Через много-много лет в эту глухую чащу случайно забрёл охотник, промышляющий лисиц. Он сгрёб в кучу растасканные зверьём по кустам обглоданные кости, вырыл яму, сбросил их туда и присыпал землёй.

Плава 9. Яков Тухачевский

А в то же время с появлением Аблайгирима на пастбищах, которые когда-то принадлежали его деду, летом в Томском городке появился московский боярский сын, Яков Тухачевский. Его прислали из Тобольска. Чудно это показалось жителям городка. Такого-то раньше и не бывало, чтобы присылали сюда московских боярских детей. Ну, воеводу там – ещё куда ни шло. Или всяких ссыльных: «литву», «черкас», пашенных крестьян, казаков или стрельцов. Но чтобы московского боярского сына... Это было в новину. И по городку поползли разные толки. Сначала, по привычке уже, записали его в ссыльные. Потом, когда приметили, что воевода, князь Пронский, говорит с ним почтительно, не как со всеми, смекнули, что тут дело не только в опале. В ином, должно быть, его предназначение.

Всё стало проясняться, когда не прошло и недели как воевода начал собирать служилых из рассылок. Это было верным предвестником похода, и большого похода. Не отпустил он и завзятых промысловиков, братьев Паламошных, Ваську и Сеньку, с их дядькой Степаном, на их лесовые «ухожья». Степан, правда, сел крестьянином на пашню, ещё при Фёдоре Боборыкине.
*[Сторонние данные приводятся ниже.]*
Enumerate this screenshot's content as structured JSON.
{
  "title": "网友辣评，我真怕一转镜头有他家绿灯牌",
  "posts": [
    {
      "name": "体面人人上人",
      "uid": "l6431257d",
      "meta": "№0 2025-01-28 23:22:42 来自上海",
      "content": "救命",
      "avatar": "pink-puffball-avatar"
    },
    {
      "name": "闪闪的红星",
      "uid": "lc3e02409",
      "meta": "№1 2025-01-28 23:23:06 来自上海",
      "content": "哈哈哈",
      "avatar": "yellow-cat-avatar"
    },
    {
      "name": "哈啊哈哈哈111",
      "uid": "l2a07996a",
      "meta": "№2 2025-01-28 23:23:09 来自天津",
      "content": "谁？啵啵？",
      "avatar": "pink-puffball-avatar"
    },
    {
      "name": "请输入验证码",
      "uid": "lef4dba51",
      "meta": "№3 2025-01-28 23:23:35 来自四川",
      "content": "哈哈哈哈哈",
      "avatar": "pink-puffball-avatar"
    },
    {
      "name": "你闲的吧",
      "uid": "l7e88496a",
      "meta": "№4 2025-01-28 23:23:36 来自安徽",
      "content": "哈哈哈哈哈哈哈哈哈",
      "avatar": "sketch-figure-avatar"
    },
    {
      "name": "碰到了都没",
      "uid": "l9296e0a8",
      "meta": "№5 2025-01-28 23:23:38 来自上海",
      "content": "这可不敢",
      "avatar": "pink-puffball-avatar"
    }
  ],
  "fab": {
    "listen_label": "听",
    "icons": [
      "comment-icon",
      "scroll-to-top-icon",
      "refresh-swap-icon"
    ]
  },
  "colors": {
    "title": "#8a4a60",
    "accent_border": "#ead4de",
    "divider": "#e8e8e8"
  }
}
Но по старой памяти он сам провожал племянников в походы.

Вот теперь-то всё стало по местам. Приезжий не зря тут и, знать, добрый воин, раз его нарочно пригнали с Тобольска. Он-то и поведёт, должно быть, куда-то служилых. И уж по виду он никак не сотник: ни дать ни взять голова. А то, может быть, ходил и полковым воеводой, если доверяют ему весь гарнизон Томска.

Прошёл год, и о московском боярском сыне перестали толковать. Он стал своим, таким же ссыльным, как и многие иные в остроге.


* * *

Федька шумно потопал ногами в сенцах, сбивая с сапог снег, дёрнул на себя ручку двери и переступил порог избы.

– Феденька пришёл! – просияла Матрёнка, его полюбовница, приводная жена.

С ней, с Матрёнкой, Федька жил уже два года, жил не обвенчавшись. Дело было в том, что три года назад умерла его жена, Парашка, дочь Бурнашки. Она умерла после родов, оставив ему сына Гриньку.

И как раз в ту-то пору тобольский воевода князь Андрей Хованский, племянник боярина князя Дмитрия Пожарского, разослал по сибирским городам государев указ: отловить гулящих жёнок, где сыщутся, и отправить в Енисейский острог пашенным крестьянам. Те, до того, посылали челобитную в Москву. Они жаловались самому государю, что пропадают без жёнок. И оттого хозяйство-де совсем захудало у них. Одним-то тягло на пашне немочно тянуть... Кое-каких жёнок, с трудом, но отловили в кабаках и казачьих станицах и по этапу отправили в Енисейск. Под этот указ, под эту вольность пашенным крестьянам, и служилые, уже своей волей, стали воровать по дороге в Сибирь баб и увозить их с собой. Князь Пётр Пронский, новый томский воевода, зачесал даже затылок, когда узнал, что и в Томск служилые привезли из-за Камня вдовиц. Так те назвались. Ну, раз привезли – делать нечего. Он взял у служилых «поручные», что если найдутся хозяева тех вдовиц, то служилые доставят их тотчас же к нему: для пересылки обратно домой.

Что тут началось... Ужас! Вдовицы в рёв, стали драть на себе волосы! Они ведь были рады радёшеньки, что оказались здесь, сбежав от своих муженьков. А тут на тебе: воевода грозит послать обратно... Князь Пётр – ни в какую... То велено государем!..

Прошло полгода, год, а хозяева вдовиц не объявляются. И князь Пётр тоже успокоился, как успокоились и служилые.

В ту-то пору Лучка Васильев, возвращаясь из своей очередной поездки в Москву, привёз сразу двух вдовиц. Матрёнку он продал ему, Федьке, за доброго одинца[66]66
  Одинец – шкурка соболя наивысшего качества.


[Закрыть]
, а ту, что была похуже лицом, оставил себе. Потом он продал кому-то и её. Вот так Матрёнка и попала к Федьке. И он стал жить с ней...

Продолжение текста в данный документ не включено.